Q Dans un article récent, vous rappelez qu’autrefois des chefs de parti comme John Turner, défait par les conservateurs en 1988, ou Pierre-Elliot Trudeau avaient pu rester à leur poste quelques années après un échec électoral. Pourquoi les chefs partent-ils rapidement aujourd’hui?
R Je pense qu’on est beaucoup moins indulgent à l’échec qu’on ne l’était autrefois. En plus, il existe maintenant des mécanismes de révision de leadership qui n’existaient pas auparavant. M. Dion devait faire face de toute façon à un congrès du parti qui aurait eu lieu au mois de mai prochain et qui avait toutes les chances d’être négatif. Le sachant, il a eu tendance à quitter plus vite. Dans son cas, une troisième raison s’ajoute. À tort ou à raison, on lui attribue une bonne partie de la paternité de l’échec, car sa cote comme leader était nettement plus mauvaise que celle de son adversaire. Certains croient même qu’il aurait dû démissionner et partir encore plus tôt, et non rester pour les cinq ou six prochains mois. Ce phénomène existe aussi ailleurs. En Grande-Bretagne, les quatre dernières élections ont vu le chef du principal parti défait démissionner le soir du scrutin ou le lendemain. En Australie, huit chefs sont partis sur-le-champ depuis 1972, tandis que sur les sept qui se sont cramponnés, cinq se sont fait dégommer de force! On est rendu à l’ère des chefs jetables; la vie politique est devenue plus compétitive. Si John McCain perd l’élection présidentielle américaine, il n’est plus rien…

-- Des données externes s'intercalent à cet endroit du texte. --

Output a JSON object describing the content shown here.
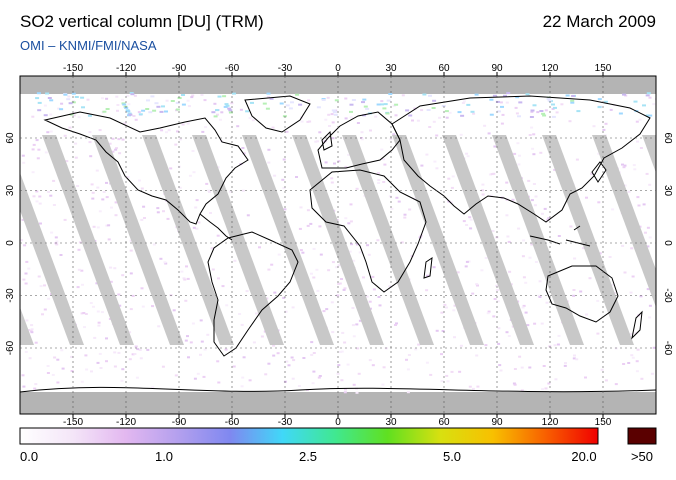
{
  "header": {
    "title": "SO2 vertical column [DU] (TRM)",
    "date": "22 March 2009",
    "subtitle": "OMI  –  KNMI/FMI/NASA"
  },
  "axes": {
    "lon_ticks": [
      "-150",
      "-120",
      "-90",
      "-60",
      "-30",
      "0",
      "30",
      "60",
      "90",
      "120",
      "150"
    ],
    "lat_ticks": [
      "60",
      "30",
      "0",
      "-30",
      "-60"
    ]
  },
  "colorbar": {
    "labels": [
      "0.0",
      "1.0",
      "2.5",
      "5.0",
      "20.0"
    ],
    "overflow_label": ">50",
    "overflow_color": "#5a0000",
    "stops": [
      "#ffffff",
      "#f4e6f8",
      "#e3b8f0",
      "#b4a0ee",
      "#7f88f0",
      "#40d8f8",
      "#40e890",
      "#60e020",
      "#d8e010",
      "#f8c000",
      "#f86000",
      "#f00000"
    ]
  },
  "colors": {
    "gap_swath": "#c8c8c8",
    "no_data": "#b4b4b4",
    "coast": "#000000",
    "subtitle": "#1a4fa0"
  }
}
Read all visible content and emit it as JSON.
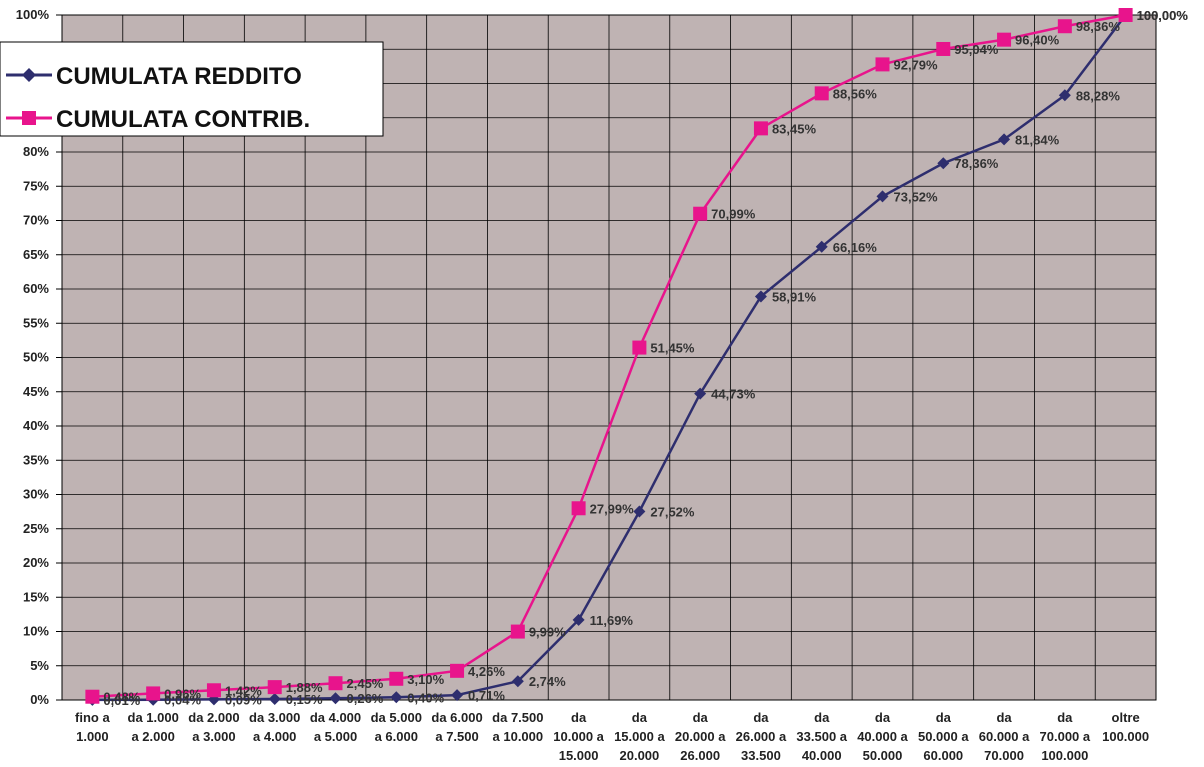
{
  "chart_data": {
    "type": "line",
    "title": "",
    "xlabel": "",
    "ylabel": "",
    "ylim": [
      0,
      100
    ],
    "y_ticks": [
      "0%",
      "5%",
      "10%",
      "15%",
      "20%",
      "25%",
      "30%",
      "35%",
      "40%",
      "45%",
      "50%",
      "55%",
      "60%",
      "65%",
      "70%",
      "75%",
      "80%",
      "85%",
      "90%",
      "95%",
      "100%"
    ],
    "grid": true,
    "legend_position": "top-left",
    "plot_background": "#bfb3b3",
    "categories": [
      [
        "fino a",
        "1.000"
      ],
      [
        "da 1.000",
        "a 2.000"
      ],
      [
        "da 2.000",
        "a 3.000"
      ],
      [
        "da 3.000",
        "a 4.000"
      ],
      [
        "da 4.000",
        "a 5.000"
      ],
      [
        "da 5.000",
        "a 6.000"
      ],
      [
        "da 6.000",
        "a 7.500"
      ],
      [
        "da 7.500",
        "a 10.000"
      ],
      [
        "da",
        "10.000 a",
        "15.000"
      ],
      [
        "da",
        "15.000 a",
        "20.000"
      ],
      [
        "da",
        "20.000 a",
        "26.000"
      ],
      [
        "da",
        "26.000 a",
        "33.500"
      ],
      [
        "da",
        "33.500 a",
        "40.000"
      ],
      [
        "da",
        "40.000 a",
        "50.000"
      ],
      [
        "da",
        "50.000 a",
        "60.000"
      ],
      [
        "da",
        "60.000 a",
        "70.000"
      ],
      [
        "da",
        "70.000 a",
        "100.000"
      ],
      [
        "oltre",
        "100.000"
      ]
    ],
    "series": [
      {
        "name": "CUMULATA REDDITO",
        "color": "#2e2e6e",
        "marker": "diamond",
        "values": [
          0.01,
          0.04,
          0.09,
          0.15,
          0.26,
          0.4,
          0.71,
          2.74,
          11.69,
          27.52,
          44.73,
          58.91,
          66.16,
          73.52,
          78.36,
          81.84,
          88.28,
          100.0
        ],
        "labels": [
          "0,01%",
          "0,04%",
          "0,09%",
          "0,15%",
          "0,26%",
          "0,40%",
          "0,71%",
          "2,74%",
          "11,69%",
          "27,52%",
          "44,73%",
          "58,91%",
          "66,16%",
          "73,52%",
          "78,36%",
          "81,84%",
          "88,28%",
          "100,00%"
        ]
      },
      {
        "name": "CUMULATA CONTRIB.",
        "color": "#e8148c",
        "marker": "square",
        "values": [
          0.48,
          0.96,
          1.42,
          1.88,
          2.45,
          3.1,
          4.26,
          9.99,
          27.99,
          51.45,
          70.99,
          83.45,
          88.56,
          92.79,
          95.04,
          96.4,
          98.36,
          100.0
        ],
        "labels": [
          "0,48%",
          "0,96%",
          "1,42%",
          "1,88%",
          "2,45%",
          "3,10%",
          "4,26%",
          "9,99%",
          "27,99%",
          "51,45%",
          "70,99%",
          "83,45%",
          "88,56%",
          "92,79%",
          "95,04%",
          "96,40%",
          "98,36%",
          "100,00%"
        ]
      }
    ]
  }
}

Q D’où devrait provenir le prochain chef du PLC? De l’extérieur du parti? Du Québec? D’une autre province?
R Ce serait vraiment contre-indiqué pour un chef de venir du Québec après M. Chrétien, M. Martin, M. Dion. Par ailleurs, il vaudrait probablement mieux qu’il provienne de l’intérieur du parti et de toute façon, pour l’instant, il n’y a pas de candidat externe extraordinaire ni transcendant. Je pense qu’il n’y a pas de leader miracle. Il faut se rappeler que si Stéphane Dion a été élu comme chef malgré toutes ses faiblesses, c’est que les deux principaux candidats, Bob Rae et Michael Ignatieff, étaient perçus comme ayant de gros points négatifs. Le premier avait été une catastrophe comme premier ministre de l’Ontario et le second n’avait pratiquement pas vécu au Canada alors qu’il voulait le diriger. Ces réalités ne changent pas: Rae et Ignatieff vont avoir des problèmes. Il y a peut-être des gens qui ont attendu pour passer leur tour après la défaite électorale. C’est sans doute le calcul de Manley et de McKenna notamment, absents de la course en 2006.
Q Comment le Parti libéral du Canada peut-il redevenir un parti de gouvernement comme il l’a été si longtemps?
R Il faudrait d’abord que le gouvernement en place se casse la figure. C’est de cette façon que les libéraux sont venus au pouvoir à bien d’autres occasions. La crise économique, si elle s’aggrave et si elle se prolonge, va certainement aigrir les gens contre les conservateurs et favoriser les libéraux. Cela peut être aussi bête que ça; une espèce de retour du balancier. On dit toujours au Parti libéral qu’il lui faut être plus nationaliste au Québec. Pourtant, M. Harper l’a fait et le Québec n’a pas eu l’air de lui en savoir gré beaucoup. De toute façon, le Bloc québécois gagne à tous les coups la course du plus nationaliste. Par ailleurs, le Parti libéral n’a pas grand-chose à espérer de l’Ouest où les conservateurs sont bien implantés. Par contre, c’est essentiel pour les libéraux de reconquérir l’Ontario s’ils veulent emporter de prochaines élections. Cela va être plus difficile à obtenir, car la droite n’est plus divisée en deux courants, le Reform Party et les conservateurs, comme dans les années 1990. Il n’y a pas de recette miracle cependant. Je pense essentiellement que la recette du retour c’est que le gouvernement se casse les dents sur la crise économique. De plus, si Obama devient président, cela va déplacer l’axe politique vers la gauche.